Well yes but you evidently didn't read the rest of my post that you quoted.

lovepickledlimes · 04/10/2020 07:56

@RepeatSwan so should we make 99% of the girls feel even more intimated and uncomfortable when already painfully shy just so the 1% can feel comfortable?

RepeatSwan · 04/10/2020 07:57

[quote lovepickledlimes]@RepeatSwan so should we make 99% of the girls feel even more intimated and uncomfortable when already painfully shy just so the 1% can feel comfortable?[/quote]
No, I think you've misunderstood.

RepeatSwan · 04/10/2020 07:57

@Scaraffito

Well yes but you evidently didn't read the rest of my post that you quoted.
I did read it, I was just pointing out the sexist stereotyping which was in it.
lovepickledlimes · 04/10/2020 08:04

@RepeatSwan so you do agree that the way the teacher tried to get the girl to feel more included is perfectly fine?

RepeatSwan · 04/10/2020 08:12

[quote lovepickledlimes]@RepeatSwan so you do agree that the way the teacher tried to get the girl to feel more included is perfectly fine?[/quote]
I think putting it onto all girls and only girls is more likely to be because it was easy than a careful strategy.

I am sceptical that there are only horrid boisterous boys amongst the fifteen in the class. I am equally sceptical that the class has all nice sweet girls.

I don't think it is a great approach.

But I don't actually know the teacher or any of the children. What I do know is this thread is full.of sexist stereotyping.

Queenest · 04/10/2020 08:12

Initially I thought the OP was creating a non issue. But this thread and the link to the experiment has definitely made me think.

derxa · 04/10/2020 08:14

Well, that doesn't speak for the entire population. In DD's class the boys and girls play with each other, they do in DS's reception class too. I think it's a shame (and eating right into gender segregation and stereotyping) that this is just accepted You've no idea what goes on. You're not there

lovepickledlimes · 04/10/2020 08:15

@RepeatSwan if she is a shy quiet girl she will be observing the class and figure out on her own who the other children are that she wants to get to know better. As she is new the teacher is just trying to make her feel included.

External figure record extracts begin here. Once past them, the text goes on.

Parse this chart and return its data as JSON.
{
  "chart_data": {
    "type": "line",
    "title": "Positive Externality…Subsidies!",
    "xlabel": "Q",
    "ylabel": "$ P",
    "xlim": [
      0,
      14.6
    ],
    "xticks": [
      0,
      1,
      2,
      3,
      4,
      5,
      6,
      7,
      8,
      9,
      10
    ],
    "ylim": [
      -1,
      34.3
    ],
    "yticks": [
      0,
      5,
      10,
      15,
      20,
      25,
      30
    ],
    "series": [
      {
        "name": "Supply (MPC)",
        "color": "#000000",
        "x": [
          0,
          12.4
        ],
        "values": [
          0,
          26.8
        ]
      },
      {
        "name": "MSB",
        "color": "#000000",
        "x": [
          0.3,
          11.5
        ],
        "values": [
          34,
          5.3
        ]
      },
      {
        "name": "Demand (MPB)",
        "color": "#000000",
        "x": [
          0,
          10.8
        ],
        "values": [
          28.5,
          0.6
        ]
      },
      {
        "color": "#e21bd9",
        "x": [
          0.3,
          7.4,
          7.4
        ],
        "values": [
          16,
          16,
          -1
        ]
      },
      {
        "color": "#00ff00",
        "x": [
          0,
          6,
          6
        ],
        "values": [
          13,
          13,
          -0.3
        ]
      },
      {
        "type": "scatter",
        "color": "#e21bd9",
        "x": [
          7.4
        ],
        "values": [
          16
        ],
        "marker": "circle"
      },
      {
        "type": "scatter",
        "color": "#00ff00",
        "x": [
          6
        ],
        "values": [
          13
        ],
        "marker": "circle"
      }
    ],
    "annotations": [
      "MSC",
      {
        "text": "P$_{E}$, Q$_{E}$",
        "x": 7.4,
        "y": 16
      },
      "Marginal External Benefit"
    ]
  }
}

RepeatSwan · 04/10/2020 08:17

[quote lovepickledlimes]@RepeatSwan if she is a shy quiet girl she will be observing the class and figure out on her own who the other children are that she wants to get to know better. As she is new the teacher is just trying to make her feel included.[/quote]
None be of which means she wouldn't potentially be better supported by also being helped to make friends with boys.

Nothing you say is wrong, but isn't a girl/boy issue.

MoonJelly · 04/10/2020 08:19

Perhaps the teacher simply gauged that this child would find it easier to get on with girls at this early stage?

RepeatSwan · 04/10/2020 08:22

@MoonJelly

Perhaps the teacher simply gauged that this child would find it easier to get on with girls at this early stage?
How would someone decide child X would get on with 'girls' better than 'boys' without that being sexist at root?